Fantastic. Just finally, are you able to reveal specific design capabilities of Ginkgo's foundry platform that you think will enhance the sustained efficacy of biologics with ImmTOR technology? You know, in addition, if you're able to reveal some initial disease indications that you're pursuing with Ginkgo, that would be great too.
We haven't disclosed details. We just gave kind of broad brush. We're pursuing autoimmune diseases with an enzymatic therapy. Maybe I'll let Kei Kishimoto talk a little bit about their technical capabilities, but what really struck me is the quality and the speed they can identify enzymes and modify enzymes. You know, really convinced me that they're in quite a unique position in the landscape of protein design, protein engineering companies. Maybe Kei Kishimoto can provide a little more color.
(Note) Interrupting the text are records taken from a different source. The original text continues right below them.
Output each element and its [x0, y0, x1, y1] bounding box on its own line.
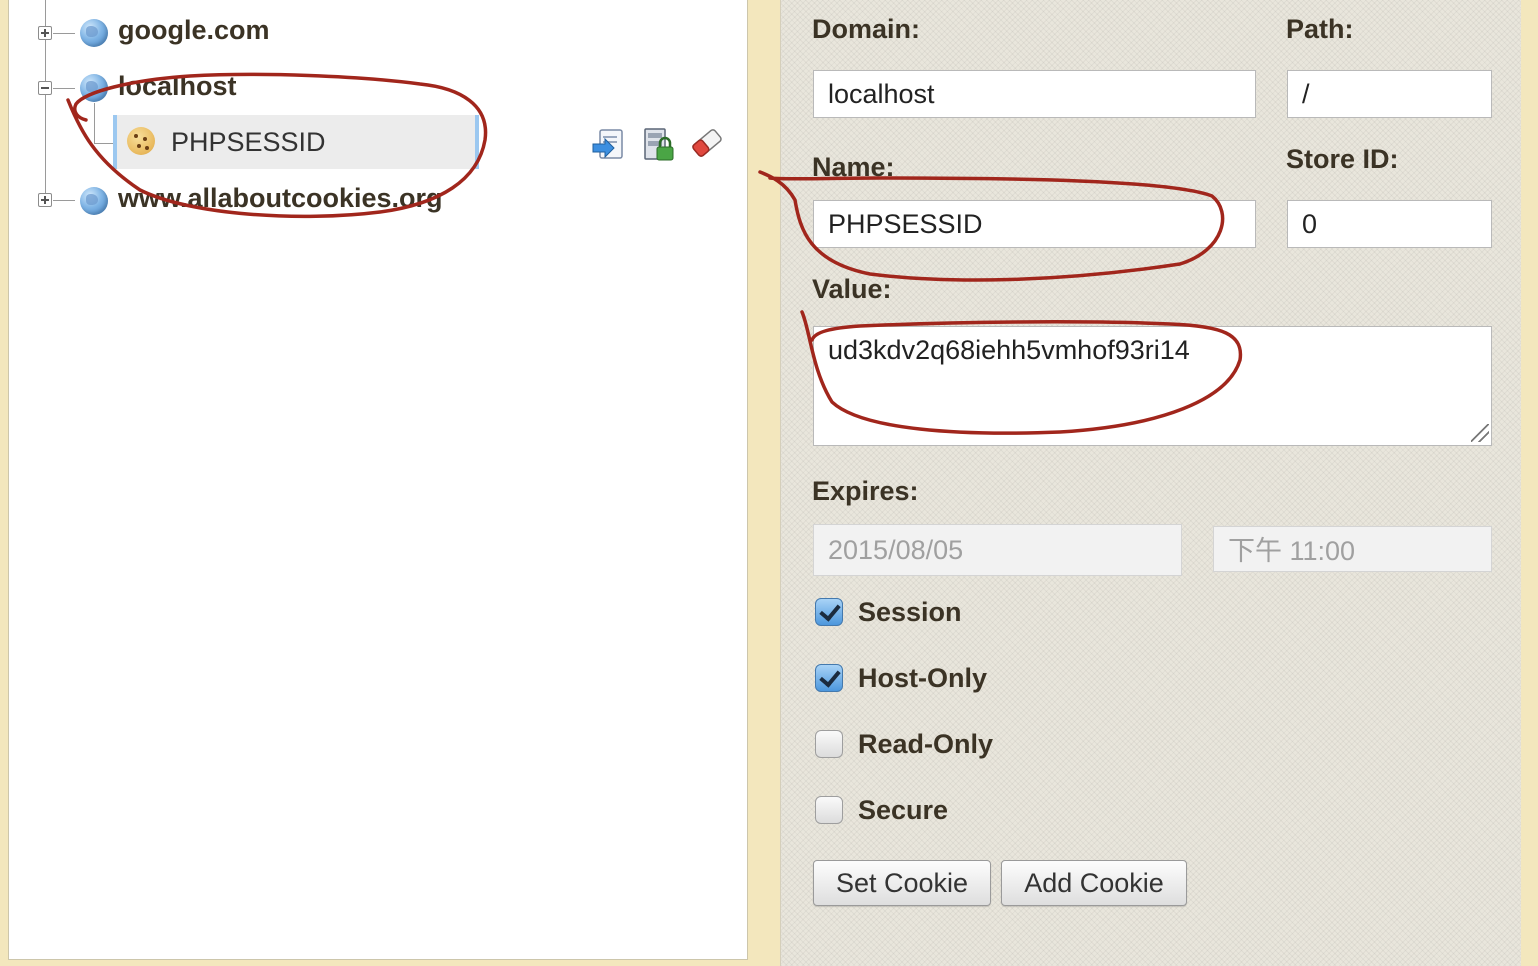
store-id-input[interactable]: [1287, 200, 1492, 248]
resize-handle-icon[interactable]: [1471, 424, 1489, 442]
globe-icon: [80, 187, 108, 215]
tree-connector: [53, 33, 75, 34]
protect-cookie-icon[interactable]: [641, 127, 677, 163]
cookie-tree-panel: google.com localhost PHPSESSID www.allab…: [8, 0, 748, 960]
value-label: Value:: [812, 274, 892, 304]
delete-cookie-icon[interactable]: [689, 125, 725, 161]
add-cookie-button[interactable]: Add Cookie: [1001, 860, 1187, 906]
value-textarea[interactable]: ud3kdv2q68iehh5vmhof93ri14: [813, 326, 1492, 446]
collapse-toggle-icon[interactable]: [38, 81, 52, 95]
host-only-checkbox[interactable]: [815, 664, 843, 692]
globe-icon: [80, 19, 108, 47]
path-input[interactable]: [1287, 70, 1492, 118]
set-cookie-button[interactable]: Set Cookie: [813, 860, 991, 906]
tree-connector: [53, 200, 75, 201]
session-checkbox[interactable]: [815, 598, 843, 626]
expires-time-input[interactable]: [1213, 526, 1492, 572]
cookie-edit-form: Domain: Path: Name: Store ID: Value: ud3…: [780, 0, 1521, 966]
name-input[interactable]: [813, 200, 1256, 248]
domain-input[interactable]: [813, 70, 1256, 118]
domain-label[interactable]: www.allaboutcookies.org: [118, 183, 443, 214]
tree-line: [94, 103, 95, 143]
globe-icon: [80, 74, 108, 102]
expand-toggle-icon[interactable]: [38, 193, 52, 207]
expires-date-input[interactable]: [813, 524, 1182, 576]
read-only-checkbox[interactable]: [815, 730, 843, 758]
store-id-label: Store ID:: [1286, 144, 1399, 174]
cookie-item-phpsessid[interactable]: PHPSESSID: [113, 115, 479, 169]
secure-label[interactable]: Secure: [858, 795, 948, 826]
domain-label[interactable]: google.com: [118, 15, 270, 46]
domain-label[interactable]: localhost: [118, 71, 237, 102]
expand-toggle-icon[interactable]: [38, 26, 52, 40]
secure-checkbox[interactable]: [815, 796, 843, 824]
domain-label: Domain:: [812, 14, 920, 44]
session-label[interactable]: Session: [858, 597, 962, 628]
cookie-icon: [127, 127, 155, 155]
read-only-label[interactable]: Read-Only: [858, 729, 993, 760]
tree-connector: [53, 88, 75, 89]
expires-label: Expires:: [812, 476, 919, 506]
cookie-name-label: PHPSESSID: [171, 127, 326, 157]
name-label: Name:: [812, 152, 895, 182]
path-label: Path:: [1286, 14, 1354, 44]
host-only-label[interactable]: Host-Only: [858, 663, 987, 694]
export-cookie-icon[interactable]: [591, 127, 627, 163]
Obviously Ginkgo has made quite an impact in the protein engineering world. I think their foundry technology really industrializes protein design and testing. I think as Carsten mentioned, we're really excited to be working with them. I think at a future date, we'll be able to provide you more information on our partnership.
Okay, excellent. That's all from us. All the best.
Thank you.
This concludes our question and answer portion of the call. I will now turn the call back over to Selecta CEO, Carsten Brunn, for any closing remarks. Carsten?
Yeah. Thank you, operator, and thank you everyone for joining us this morning. Stay safe and healthy. This concludes today's call. Thank you.
The conference is now concluded. Thank you for attending today's presentation. You may now disconnect.